Another important point is being transparent and open about what, exactly, a ML model does, how it arrived at the results it did, and what accuracy metrics did it is optimize for. Being able to explain why the model predicted, for example, someone as not being creditworthy not only allowsthat individual to understand what happened, but also makes it easier to identify problems in the model’s performance. Finally, acknowledging that ML is not a magical solution that will solve all of the world’s problems but, like any other tool, has its limitations and weaknesses will help with maintaining a more realistic perspective on what these models can (and cannot) achieve. Microsoft and Google have recently begun including warnings about the risks of using AI in their Securities and Exchange Commission filings.
Algorithms are being used to recommend what to watch next on Netflix, filter out spam from inboxes, and offer directions that help drivers avoid traffic. They are also being used to determine whether parole should be granted, which neighborhoods should be policed more heavily, if children are being abused, and who should be hired. The stakes are real when it comes to how decisions made by ML and AI models are impacting people’s lives and if trends continue, these algorithms will be increasingly relied on to help make these decisions.

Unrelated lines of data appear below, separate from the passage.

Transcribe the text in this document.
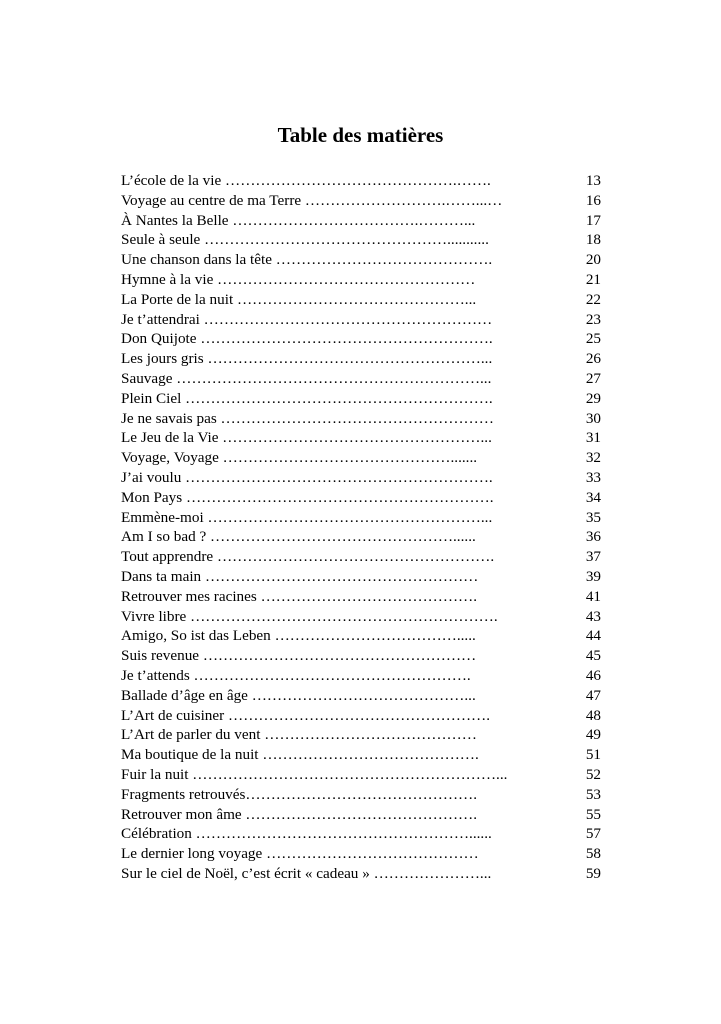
Table des matières
L’école de la vie ……………………………………….…….	13
Voyage au centre de ma Terre ……………………….……...…	16
À Nantes la Belle ……………………………….………...	17
Seule à seule …………………………………………...........	18
Une chanson dans la tête …………………………………….	20
Hymne à la vie ……………………………………………	21
La Porte de la nuit ………………………………………...	22
Je t’attendrai …………………………………………………	23
Don Quijote ………………………………………………….	25
Les jours gris ………………………………………………...	26
Sauvage ……………………………………………………...	27
Plein Ciel …………………………………………………….	29
Je ne savais pas ………………………………………………	30
Le Jeu de la Vie ……………………………………………...	31
Voyage, Voyage ……………………………………….......	32
J’ai voulu …………………………………………………….	33
Mon Pays …………………………………………………….	34
Emmène-moi ………………………………………………...	35
Am I so bad ? …………………………………………......	36
Tout apprendre ……………………………………………….	37
Dans ta main ………………………………………………	39
Retrouver mes racines …………………………………….	41
Vivre libre …………………………………………………….	43
Amigo, So ist das Leben ……………………………….....	44
Suis revenue ………………………………………………	45
Je t’attends ……………………………………………….	46
Ballade d’âge en âge ……………………………………...	47
L’Art de cuisiner …………………………………………….	48
L’Art de parler du vent ……………………………………	49
Ma boutique de la nuit …………………………………….	51
Fuir la nuit ……………………………………………………...	52
Fragments retrouvés……………………………………….	53
Retrouver mon âme ……………………………………….	55
Célébration ………………………………………………......	57
Le dernier long voyage ……………………………………	58
Sur le ciel de Noël, c’est écrit « cadeau » …………………...	59
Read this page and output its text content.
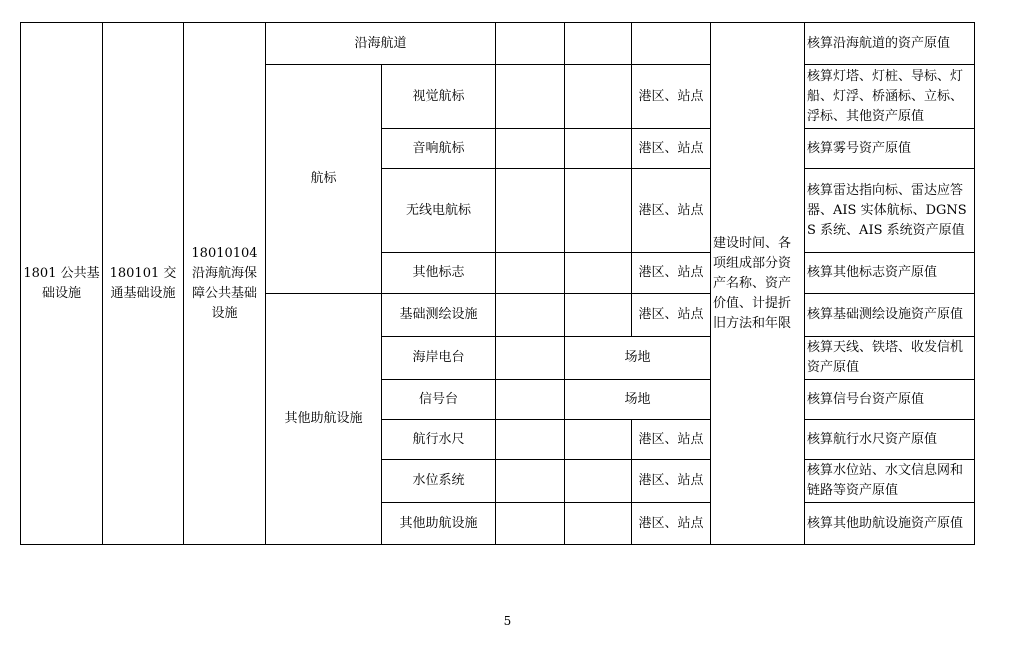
1801 公共基础设施	180101 交通基础设施	18010104 沿海航海保障公共基础设施	沿海航道					建设时间、各项组成部分资产名称、资产价值、计提折旧方法和年限	核算沿海航道的资产原值
			航标	视觉航标			港区、站点		核算灯塔、灯桩、导标、灯船、灯浮、桥涵标、立标、浮标、其他资产原值
				音响航标			港区、站点		核算雾号资产原值
				无线电航标			港区、站点		核算雷达指向标、雷达应答器、AIS 实体航标、DGNSS 系统、AIS 系统资产原值
				其他标志			港区、站点		核算其他标志资产原值
			其他助航设施	基础测绘设施			港区、站点		核算基础测绘设施资产原值
				海岸电台		场地			核算天线、铁塔、收发信机资产原值
				信号台		场地			核算信号台资产原值
				航行水尺			港区、站点		核算航行水尺资产原值
				水位系统			港区、站点		核算水位站、水文信息网和链路等资产原值
				其他助航设施			港区、站点		核算其他助航设施资产原值
5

Bias in machine learning imposes serious costs on both individuals and society as a whole by unfairly denying people opportunities while perpetuating stereotypes and inequities. Tackling bias is a challenging problem for which there are no simple solutions or clear cut answers. But it is imperative that ML practitioners do so by using more representative data, evaluating results against various different definitions of accuracy and being more aware of their own biases. ML and AI will indeed change the world; let’s make sure they change the world for the better.